Austrian Natascha Gangl wins the Bachmann Prize

Klagenfurt. Austrian author Natascha Gangl has been awarded the Ingeborg Bachmann Prize for her literary masterpiece about remembering and forgetting. Her challenging text "DA STA" ("The Stone") impressed not only the jury but also the audience in Klagenfurt, Austria.
Therefore, 39-year-old Gangl received not only the main prize of €25,000 donated by the City of Klagenfurt, but also the Audience Award. "Es ziacht mia die Schlapf' aus," said the visibly moved author in dialect, which means "It takes my shoes off." The main prize commemorates the Austrian author Ingeborg Bachmann (1926-1973).
In her competition entry, Gangl searches for the hidden traces of a Nazi crime that was committed in her homeland near the Slovenian border towards the end of the Second World War.
Judge finds winning text “incredibly precise”The jury was impressed not only by the artistic and lyrical language technique, but also by the dense atmosphere Gangl created with dialect passages and precise observations of nature. In her laudatory speech, juror Brigitte Schwens-Harrant called it an "incredibly precisely crafted text."

The award winners (from left): Boris Schumatsky, Tara Meister, Natascha Gangl, Almut Tina Schmidt and Nora Osagiobare.
Source: Wolfgang Jannach/APA/dpa
For example, in a passage in which the author is looking for a privately erected memorial stone for Jews shot in a forest, the ground with its hidden traces of crime is described as follows: “An open organ that chews, digests, ferments, gives.”
Gangl writes prose, essays, and spoken texts. Together with the band Rdeca Raketa, she has developed a new form of audio piece, which she calls "sound comics." After several years in Mexico and Spain, the author now lives in Vienna and in her original homeland of Styria.
She said she was now taking the Bachmann Prize to a place where many people long for "an open, inclusive, multilingual Styria." Gangl was referring not only to the Slovene minority in her state, but also to the state government led by the right-wing FPÖ.
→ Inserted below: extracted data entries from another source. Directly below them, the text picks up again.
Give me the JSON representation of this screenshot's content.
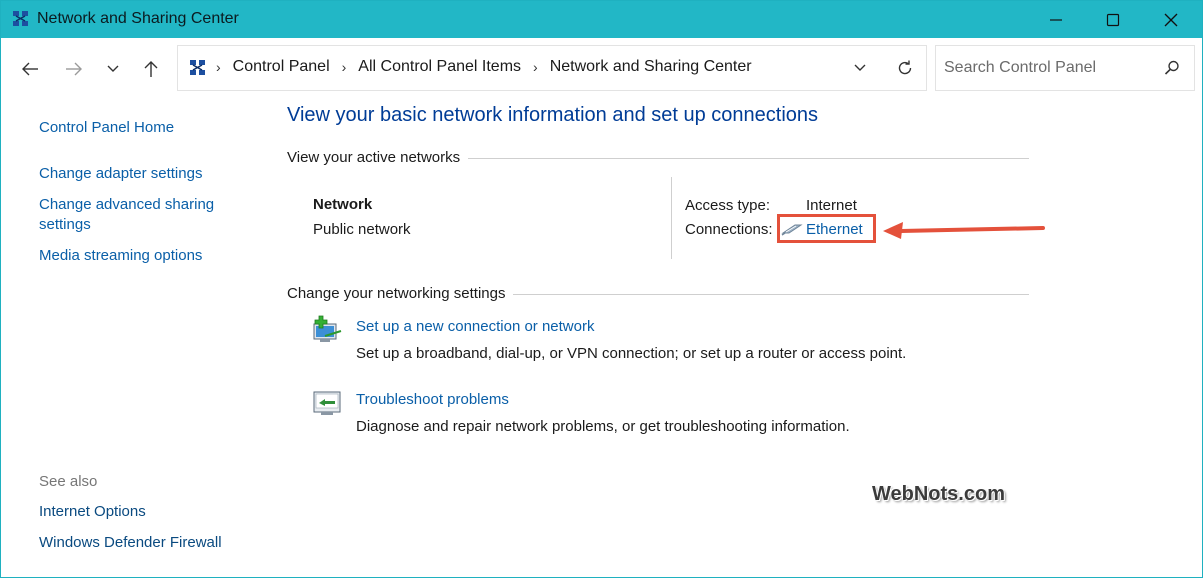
{
  "window": {
    "title": "Network and Sharing Center",
    "accent_color": "#22b7c6"
  },
  "address": {
    "crumbs": [
      "Control Panel",
      "All Control Panel Items",
      "Network and Sharing Center"
    ],
    "search_placeholder": "Search Control Panel"
  },
  "sidebar": {
    "home": "Control Panel Home",
    "links": [
      "Change adapter settings",
      "Change advanced sharing",
      "settings",
      "Media streaming options"
    ],
    "see_also_label": "See also",
    "see_also": [
      "Internet Options",
      "Windows Defender Firewall"
    ]
  },
  "main": {
    "title": "View your basic network information and set up connections",
    "active_networks_heading": "View your active networks",
    "network_name": "Network",
    "network_type": "Public network",
    "access_type_label": "Access type:",
    "access_type_value": "Internet",
    "connections_label": "Connections:",
    "connection_name": "Ethernet",
    "change_settings_heading": "Change your networking settings",
    "tasks": [
      {
        "title": "Set up a new connection or network",
        "desc": "Set up a broadband, dial-up, or VPN connection; or set up a router or access point.",
        "icon": "new-connection-icon"
      },
      {
        "title": "Troubleshoot problems",
        "desc": "Diagnose and repair network problems, or get troubleshooting information.",
        "icon": "troubleshoot-icon"
      }
    ]
  },
  "annotation": {
    "highlight_color": "#e4513b",
    "watermark": "WebNots.com"
  }
}
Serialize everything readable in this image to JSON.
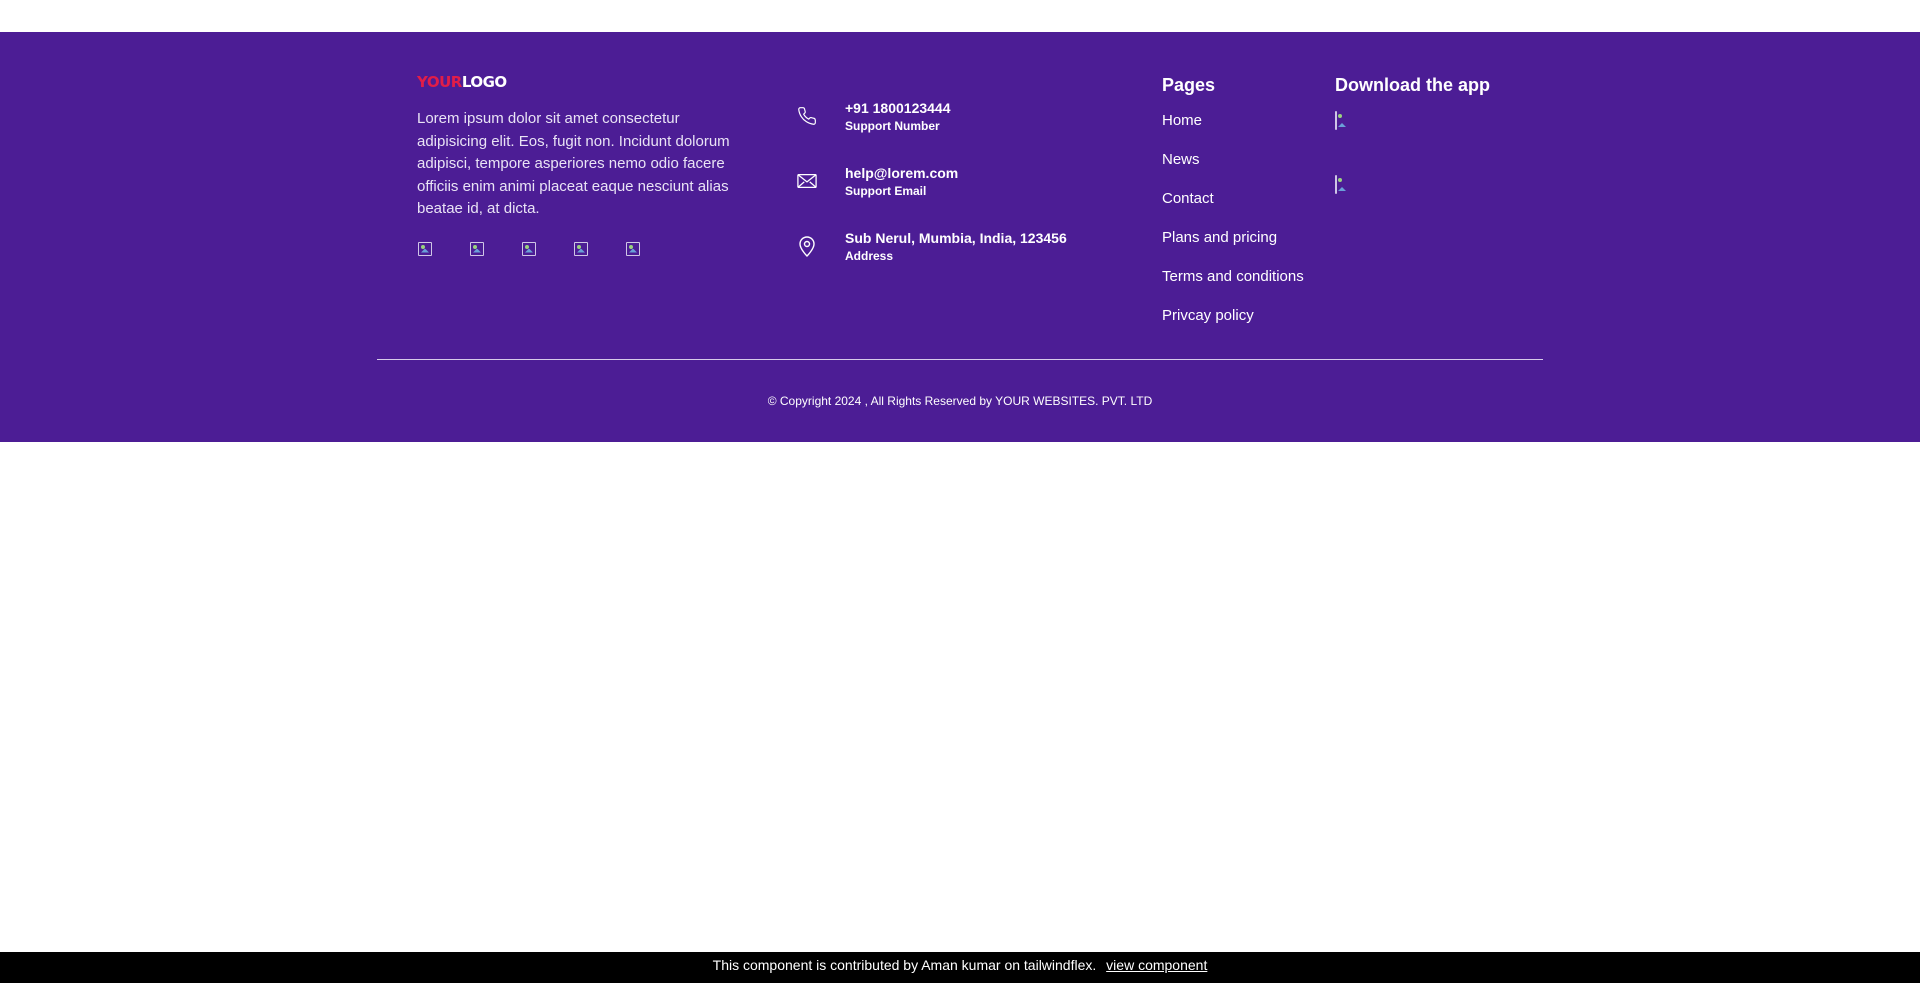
{
  "footer": {
    "logo": {
      "part_a": "YOUR",
      "part_b": "LOGO"
    },
    "description": "Lorem ipsum dolor sit amet consectetur adipisicing elit. Eos, fugit non. Incidunt dolorum adipisci, tempore asperiores nemo odio facere officiis enim animi placeat eaque nesciunt alias beatae id, at dicta.",
    "socials": [
      {
        "icon": "broken-image-icon"
      },
      {
        "icon": "broken-image-icon"
      },
      {
        "icon": "broken-image-icon"
      },
      {
        "icon": "broken-image-icon"
      },
      {
        "icon": "broken-image-icon"
      }
    ],
    "contacts": [
      {
        "icon": "phone-icon",
        "value": "+91 1800123444",
        "label": "Support Number"
      },
      {
        "icon": "mail-icon",
        "value": "help@lorem.com",
        "label": "Support Email"
      },
      {
        "icon": "location-pin-icon",
        "value": "Sub Nerul, Mumbia, India, 123456",
        "label": "Address"
      }
    ],
    "pages": {
      "title": "Pages",
      "items": [
        "Home",
        "News",
        "Contact",
        "Plans and pricing",
        "Terms and conditions",
        "Privcay policy"
      ]
    },
    "app": {
      "title": "Download the app",
      "badges": [
        "broken-image-icon",
        "broken-image-icon"
      ]
    },
    "copyright": "© Copyright 2024 , All Rights Reserved by YOUR WEBSITES. PVT. LTD"
  },
  "credit": {
    "text": "This component is contributed by Aman kumar on tailwindflex.",
    "link": "view component"
  },
  "colors": {
    "footer_bg": "#4c1d95",
    "logo_accent": "#e11d48",
    "credit_bg": "#000000"
  }
}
In the three days leading up to the awards ceremony, 14 authors from Germany, Austria, and Switzerland read their texts as part of the 49th Days of German Literature. The competition is organized by the Austrian broadcaster ORF. In the jury's public discussions, a group of favorites soon emerged, almost all of whom were rewarded with further prizes.
Berlin writer Boris Schumatsky won the Deutschlandfunk Prize, endowed with €12,500, for a text about the impossibility of returning to his hometown of Moscow. Swiss author Nora Osagiobare received the €10,000 KELAG Prize for her fast-paced narrative about a cocaine binge and a crazy reality TV show in which fathers receive millions of dollars if they cut off contact with their daughters.
Almut Tina Schmidt, originally from Göttingen, proved that texts with a calm narrative style and seemingly banal settings can also be compelling. For her story about a house with many apartments in which women struggle with unhappy relationships, violence, or illness, the Vienna-based author won the 3sat Prize worth €7,500. Tara Meister from Austria received a writing scholarship.
One of the favorites went home empty-handed: The physicist and author Thomas Bissinger, who lives in Konstanz, presented an excerpt from his historical novel project about the family of the physicist Paul Ehrenfest (1880-1933) and received great praise from the jury for his artistic language, into which he also wove Dutch elements.
However, some of the jury members questioned whether the text did justice to the subject of Nazi persecution, which the excerpt addresses. Bissinger gratefully accepted the criticism. "I also think there's still some way to go," he said of his novel, which is scheduled to be published next year.